What Does “R” Mean on my Credit Report?

By Christina Austin

Your credit report is something that stays with you for your whole life, documenting your financial habits and informing your potential future creditors how likely they are to be repaid if they lend you money. It can influence whether or not you get a loan and the rate at which your loan will be issued, along with many other financial decisions. Understanding what is included in your credit report is an important life skill that is often not taught, and must instead be researched on your own. To help eliminate surprises when you’re ready to make a big financial decision, we’ll explore the R rating system that you may see on your credit report. It is associated with each of your revolving credit accounts and changes based on your payment habits.

The definition of “R”

”R” refers to revolving credit like a credit card, where you have a credit line that you borrow against each month and then repay only the amount that you use.
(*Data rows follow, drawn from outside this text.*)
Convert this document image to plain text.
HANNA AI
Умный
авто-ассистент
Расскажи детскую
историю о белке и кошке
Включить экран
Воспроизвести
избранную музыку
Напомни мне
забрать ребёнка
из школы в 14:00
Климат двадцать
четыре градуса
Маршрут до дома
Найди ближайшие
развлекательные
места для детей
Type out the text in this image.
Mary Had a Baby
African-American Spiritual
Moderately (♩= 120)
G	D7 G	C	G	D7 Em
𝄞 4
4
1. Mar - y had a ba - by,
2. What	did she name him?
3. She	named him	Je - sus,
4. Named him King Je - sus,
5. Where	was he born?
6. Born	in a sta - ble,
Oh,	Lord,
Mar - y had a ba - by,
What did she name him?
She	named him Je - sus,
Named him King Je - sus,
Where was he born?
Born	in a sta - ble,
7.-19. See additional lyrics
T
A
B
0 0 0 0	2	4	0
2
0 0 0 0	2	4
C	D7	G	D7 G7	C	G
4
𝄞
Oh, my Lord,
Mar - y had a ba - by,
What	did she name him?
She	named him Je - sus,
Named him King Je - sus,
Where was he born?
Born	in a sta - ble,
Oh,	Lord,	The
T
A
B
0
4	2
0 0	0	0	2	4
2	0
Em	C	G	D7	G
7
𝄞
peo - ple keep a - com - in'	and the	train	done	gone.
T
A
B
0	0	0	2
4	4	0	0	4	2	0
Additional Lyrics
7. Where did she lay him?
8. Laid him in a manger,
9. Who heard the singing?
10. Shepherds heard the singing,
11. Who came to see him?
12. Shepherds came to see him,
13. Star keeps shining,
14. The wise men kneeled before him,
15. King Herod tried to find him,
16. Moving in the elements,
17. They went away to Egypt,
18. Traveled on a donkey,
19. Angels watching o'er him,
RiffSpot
The R rating reflects your repayment history for revolving credit accounts. There is also the “I” rating for installment loans, like a student or mortgage loan. Once you pay off what you owe for an installment loan, the account closes, unlike revolving credit that resets so you can borrow again. If you don’t pay your mortgage bill on time, your collateral, often your home, will eventually be used as payment. This won’t happen with revolving credit, which is most often unsecured debt, or money borrowed without collateral set up as back up payment.

You may see a number and letter combinations ranging from “R0” to “R9” on your credit report. “R0” means your creditor does not have enough information, or history dealing with you, to rate how well you repay loans. With time, this rating will change. “R1” is the rating you should aim for. It means you pay your bill on time. Anything above an “R1” rating means you have missed a payment. The higher the “R” number, the longer your delinquency is. 

If you see an “R9”, your creditors have charged off the debt after many months of non-payment. If you are able to resolve the debt, or settle it through restructuring, your “R” number does not go back to “R1”. Instead, it will go down to “R5”, and that’s the lowest it will ever go for that account. You will have a separate “R” number for each account, influenced only by your timeliness on paying off that account. One “R” value does not influence another “R” value, so failure to pay one bill will not affect another account’s rating that is paid on time.

How to handle the “Rs”

Like always, the best thing you can do for your credit report and resulting credit score is to pay your bills on time. Whether that involves strict budgeting or setting up auto pay, you need to find a system that works best for your situation. All of your credit report headaches can be avoided with on-time payments. If that is not possible for one bill or many, you’ll start seeing the effects on your credit report, like an “R” rating that is not an “R1”. If enough time has passed for you to consider restructuring your debt, that is a viable option for improving your “R” rating. It won’t completely absolve you of your missed payments record, but it will improve your rating to an “R5”, which is much better than having an “R9” listed. It shows creditors that you negotiated with your lender to come up with a solution to your missed payments. To begin this discussion, use Kredit to get in touch with your creditors and start working on a deal to appease both parties.

Since paying off the debt completely and restructuring it will yield the same results, do not hesitate to pursue a settlement agreement. You’ll save money and will still end up with an “R5”. Even if you are sued over a debt and resolve it through a repayment plan, you’ll still see an “R5”.

The more you know about your credit report, the better you can tackle life’s financial situations that arise at each new stage. While paying your bills on time may prove difficult, understanding how late payments can affect your credit score, and financial future, could help you reprioritize to meet an upcoming goal.